My in laws foster kids and have regular contact with social workers part of whose role of course is to educate parents on how to cope with their children. Don't you know anything about these people?
One thing my FIL does is supervise parents who are not allowed to be alone with their children (for one reason or another) and he spends a lot of time playing with the kids and showing the parents how to play with their own kids in a way that a parenting class could never ever do.
About vaccinations, again
'the point isnt about how much time t takes or how frequent'
Well, actually that WAS your point earlier. You've said many times that you object to the amount of time spend on non-academic activities like vaccinations (ignoring the evidence that GCSE pass rates still manage to improve in spite of this obviously and the evidence that there's no more time wasted in such activities than there ever was)
' - bthat its easier for the government to ake sure of herd immunity by doing it through schools.'
Yes, it is and less expensive (for the taxpayer) and so that's a GOOD thing. How absolutely bizarre that you would want to make it more difficult, more expensive and more disruptive.
'health care should be the conccern of the parent'
And IT IS. I am no less concerned about my kids health because they are vaccinated at school than I would be otherwise. Eye checks etc at school alert parents to problems and can make them MORE concerned about their kids health and as Martian and others have pointed out you don't have to be a bad parent in any way just because you don't spot that your child is short -sighted as quickly as someone whose job this is!
The fact that my kids are read to at school doesn't make me any less inclined to read to them at home. This argument is ballocks.
'this is doing it for parents becuase parents are shit'
I'm beginning to wonder whose view this is? Do you think that parents 'are shit'? I don't. There's no evidence that the Government does. It's you that saying that parents are so shit that they all need compulsory parenting classes.

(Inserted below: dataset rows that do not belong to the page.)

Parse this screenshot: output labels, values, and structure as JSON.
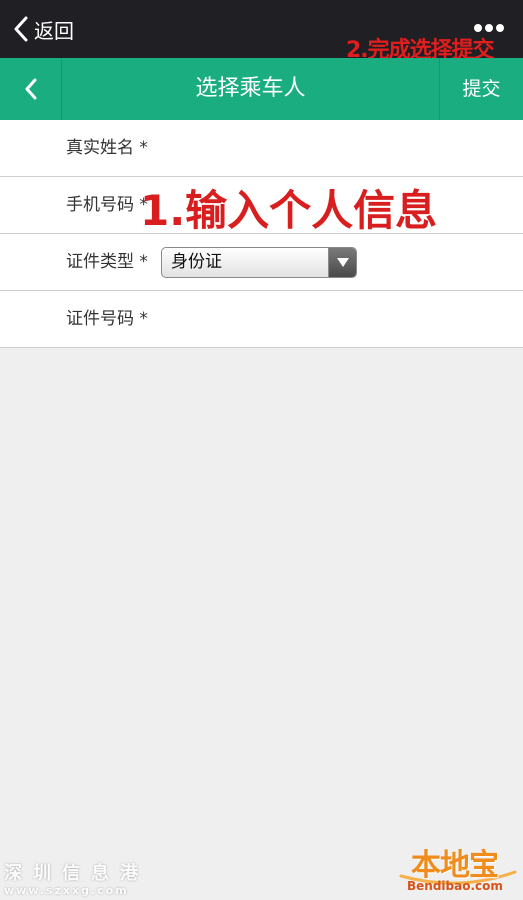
{
  "system_bar": {
    "back_label": "返回",
    "more_icon": "more-dots-icon"
  },
  "annotations": {
    "step_two": "2.完成选择提交",
    "step_one": "1.输入个人信息"
  },
  "nav": {
    "title": "选择乘车人",
    "submit_label": "提交",
    "back_icon": "chevron-left-icon"
  },
  "form": {
    "real_name_label": "真实姓名 *",
    "phone_label": "手机号码 *",
    "id_type_label": "证件类型 *",
    "id_type_value": "身份证",
    "id_number_label": "证件号码 *"
  },
  "watermarks": {
    "left_cn": "深圳信息港",
    "left_en": "www.szxxg.com",
    "right_cn": "本地宝",
    "right_en": "Bendibao.com"
  },
  "colors": {
    "accent": "#1aad7f",
    "system_bar": "#1f1f24",
    "annotation_red": "#e01e1e",
    "background": "#efefef"
  }
}
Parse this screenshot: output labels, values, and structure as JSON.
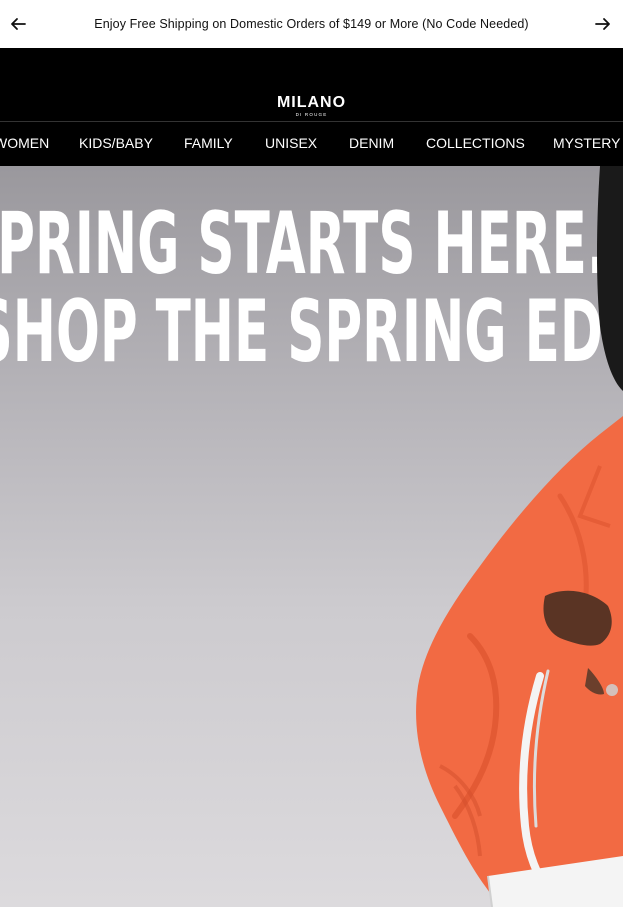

'It's a good idea to have compulsory parenting classes but not at school. this doesnt make sense'
What I meant here is that YOU want compulsory parenting classes but you don't want these delivered at school (i.e. through PSHE). Why?
For some reason you think that compulsory parenting classes are not intervening in family life or it doesn't matter if it is(well I'd be bloody annoyed if someone told me that I had to leave my babies at home and go and listen to someone probably with half my qualifications or experience working with young people tell me how to be a good parent when I'm doing fine thanks!) but PSHE at SCHOOL when kids are already in COMPULSORY EDUCATION is. This is bizarre and totally contradictory.